In most cases, Landsteiner thought blood could be separated into three groups. He identified them according to varying antigens, or sugar-containing substances, attached to the plasma membrane of the red blood cells. This accounts for the three groups he named: A, B and C, The third group C (later referred to as O), was lacking in A or B antigens. Shortly after Landsteiner’s discovery, colleagues of Landsteiner’s identified another blood group, which became known as the rare AB blood type.

Landsteiner was appointed a member of the Imperial Society of Physicians in Vienna in 1902, and around this same time, his work with blood typing gained recognition for how it could solve legal cases involving questions of paternity, as well as certain criminal suits. Landsteiner and Max Richter of the Vienna University Institute of Forensic Medicine are well-known for the lecture they gave on a novel methodology using blood typing to help solve crimes where dried blood is left at a crime scene.

However, Landsteiner didn’t stay in Vienna for long. World War I had changed the city and so he moved elsewhere — where conditions were more favorable — to pursue his work. In Holland, he accepted a post in a small hospital and worked on something known as haptens, which were influential in the development of immunology.

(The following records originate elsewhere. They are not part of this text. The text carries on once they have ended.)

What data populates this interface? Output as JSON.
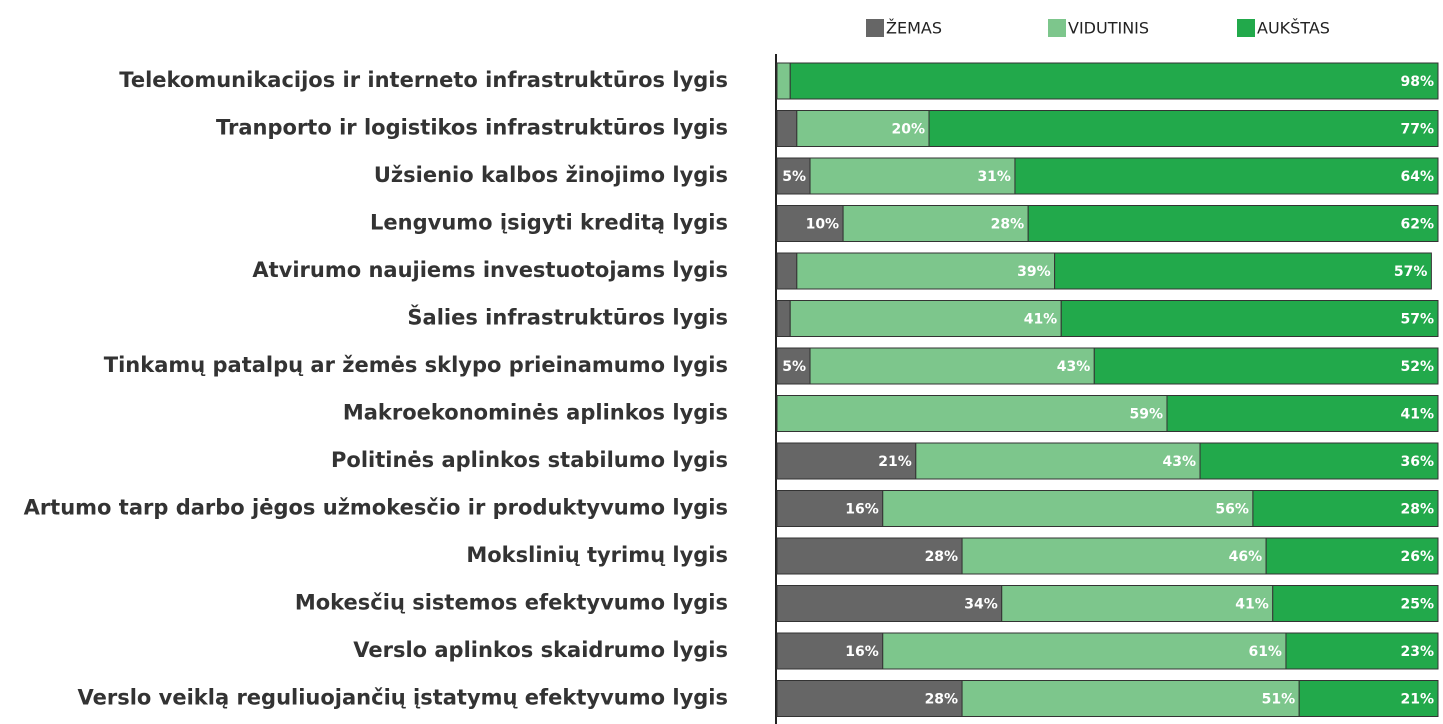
{
  "chart_data": {
    "type": "stacked-bar-horizontal",
    "categories": [
      "Telekomunikacijos ir interneto infrastruktūros lygis",
      "Tranporto ir logistikos infrastruktūros lygis",
      "Užsienio kalbos žinojimo lygis",
      "Lengvumo įsigyti kreditą lygis",
      "Atvirumo naujiems investuotojams lygis",
      "Šalies infrastruktūros lygis",
      "Tinkamų patalpų ar žemės sklypo prieinamumo lygis",
      "Makroekonominės aplinkos lygis",
      "Politinės aplinkos stabilumo lygis",
      "Artumo tarp darbo jėgos užmokesčio ir produktyvumo lygis",
      "Mokslinių tyrimų lygis",
      "Mokesčių sistemos efektyvumo lygis",
      "Verslo aplinkos skaidrumo lygis",
      "Verslo veiklą reguliuojančių įstatymų efektyvumo lygis"
    ],
    "series": [
      {
        "name": "ŽEMAS",
        "color": "#666666",
        "values": [
          0,
          3,
          5,
          10,
          3,
          2,
          5,
          0,
          21,
          16,
          28,
          34,
          16,
          28
        ],
        "value_labels": [
          null,
          null,
          "5%",
          "10%",
          null,
          null,
          "5%",
          null,
          "21%",
          "16%",
          "28%",
          "34%",
          "16%",
          "28%"
        ]
      },
      {
        "name": "VIDUTINIS",
        "color": "#7dc68c",
        "values": [
          2,
          20,
          31,
          28,
          39,
          41,
          43,
          59,
          43,
          56,
          46,
          41,
          61,
          51
        ],
        "value_labels": [
          null,
          "20%",
          "31%",
          "28%",
          "39%",
          "41%",
          "43%",
          "59%",
          "43%",
          "56%",
          "46%",
          "41%",
          "61%",
          "51%"
        ]
      },
      {
        "name": "AUKŠTAS",
        "color": "#22a94b",
        "values": [
          98,
          77,
          64,
          62,
          57,
          57,
          52,
          41,
          36,
          28,
          26,
          25,
          23,
          21
        ],
        "value_labels": [
          "98%",
          "77%",
          "64%",
          "62%",
          "57%",
          "57%",
          "52%",
          "41%",
          "36%",
          "28%",
          "26%",
          "25%",
          "23%",
          "21%"
        ]
      }
    ],
    "xlim": [
      0,
      100
    ],
    "legend": "top"
  }
}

In 1922, Landsteiner moved to New York City and took a position at the Rockefeller Institute for Medical Research. This is where he carried out much of his later work on blood groups and immunology. In collaboration with Philip Levine and Alexander Wiener, Landsteiner discovered the Rh-factor in blood, which relates human blood to that of the Rhesus monkey, and contributed greatly to the growing body of research for transfusion medicine. The discovery of the Rh factor, either as positive or negative, completed the blood grouping strategy that transfusions are based on today.

In 1930, Landsteiner won the Nobel Prize for Physiology or Medicine for his discovery of the major blood groups and the development of the ABO system of blood typing. Landsteiner died on June 26, 1943, of a heart attack while working in his laboratory in New York. He was 74 years old.